Ci sono circa 1555 famiglie De Felice in Italia.(Sito Cognomix.it).
- 501 Campania 222 Lazio 204 Puglia 133 Lombardia 100 Abruzzo 64 Toscana 48 Sicilia 40 Piemonte 35 Molise 34 Bailicata 33 Emilia Rom. 32 Clabria 25 Liguria 21 Veneto 20 Marche 13 Umbria 12 Friuli V.G. 11 Sardegna 7 Trentino A.A.
Il cognome “De Felice” è di origine italiana e significa letteralmente “dei Felice” o “della famiglia Felice”. Infatti la a particella “De” ha un’origine patronimica ad identificare originariamente “la famiglia / i figli di Felice”. Il cognome Felice indica quindi un legame ancestrale con un antenato che portava questo nome come soprannome o nome di battesimo.
“Felice” deriva dal nome personale latino “Felix”, che significa “fortunato”, “felice”, “prospero” o “di successo”. Era un nome molto diffuso in epoca romana, in quanto portatore di positività e successo per cui era considerato augurio e speranza di buona sorte. Il cognome si è poi distinto appunto come patronimico, indicando l’appartenenza o la discendenza da un capostipite di nome Felice. Varianti del cognome possono includere Felice, Felici, Di Felice, Feliciani, Feliciotti, e Felisin.
Deriva dal cognomen romano “Felix” e si basa sul termine “felix, felicis”, che significava sia “fortunato”, “che ha successo”, “fruttifero”, sia, per estensione “felice”, “contento”
Infatti, felice, è l’italiano del latino felix, che deriva dal verbo inusitato feo, greco phyo, “produco”, per cui ha il significato di fecondo (phusis è la natura). Anche nella successiva forma latina felix si associa alla valenza di “chi produce frutti, di cosa è fertile”, da cui poi la derivazione “felice, propizio”.

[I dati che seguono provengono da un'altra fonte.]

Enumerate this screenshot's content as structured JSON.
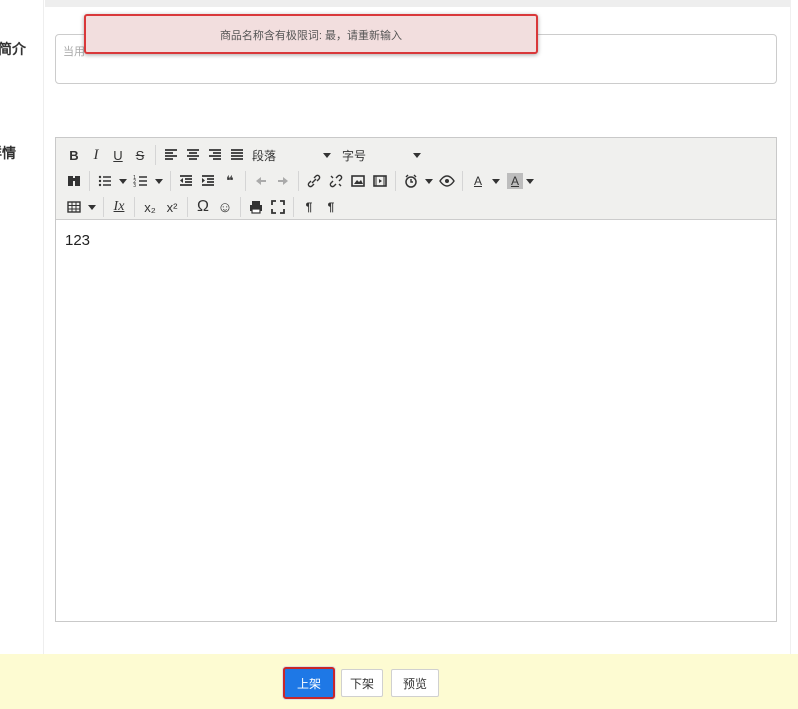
{
  "labels": {
    "intro": "简介",
    "detail": "详情"
  },
  "intro": {
    "placeholder": "当用"
  },
  "alert": {
    "message": "商品名称含有极限词: 最，请重新输入"
  },
  "editor": {
    "toolbar": {
      "paragraph_label": "段落",
      "font_size_label": "字号",
      "bold": "B",
      "italic": "I",
      "underline": "U",
      "strike": "S",
      "omega": "Ω",
      "smile": "☺",
      "subscript": "x₂",
      "superscript": "x²",
      "pilcrow": "¶",
      "pilcrow_rtl": "¶",
      "clear_format": "Ix",
      "font_color": "A",
      "bg_color": "A",
      "quote": "❝"
    },
    "content": "123"
  },
  "actions": {
    "publish": "上架",
    "unpublish": "下架",
    "preview": "预览"
  },
  "colors": {
    "primary": "#1e78e6",
    "alert_border": "#d9383a",
    "alert_bg": "#f2dede",
    "action_bar_bg": "#fdfbd2"
  }
}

infatti, felice, è l’italiano del latino “felix”, che deriva dal verbo inusitato feo, greco phyo, “produco”, per cui ha il significato di fecondo tipico di una “mamma” che mette al mondo una creatura. Oltre ai piaceri immediati personali, la felicità comporta sentimenti più ampi come la gratitudine, la meraviglia e la gioia di condividere,
Per dirla in breve quindi “Chi è felice è fertile”. Questo è il tema di base insito nel termine.Chi è felice non solo ha seminato e ora raccoglie frutti, ma è fertile per sé e per il mondo intero e soprattutto per quello circostante: la sua felicità è una sorta di impegno e un dono anche per gli altri. La vera felicità sta quindi non in qualcosa fine a se stesso ma è crescere dando frutto anche agli altri.
Nella società medievale, l’attributo “Felice” era spesso usato come nome proprio o soprannome per indicare una persona di buona sorte o che godeva di prosperità. Nel corso del tempo, il nome si è trasformato in un cognome, mantenendo il significato originale.
Uno dei ceppi più noti fa riferimento alla famiglia famiglia ‘Felice’ di Amalfi, che in passato era conosciuta anche come de Felice o Fenice. Sono stati ricchi proprietari terreni ottenendo neltempo titoli nobiliari come barone, conte, marchese e duca. Nel corso dei secoli, la famiglia si è successivamente divisa in diversi rami che si sono stabiliti in Piemonte, Abruzzo, Napoli, Puglia e Francia (specificamente ad Annonay).
Dopo la tragica epidemia di peste del 1600, un ramo della famiglia si è trasferito nelle campagne di Somma Vesuviana, dove ha acquistato ampie tenute e il palazzo del duca di Capracotta. Anche questo ramo si è poi diviso in quattro derivazioni, due dei quali sono rimasti a Somma e due sono tornati a Napoli, dove hanno ottenuto per il loro cognome il titolo di marchese.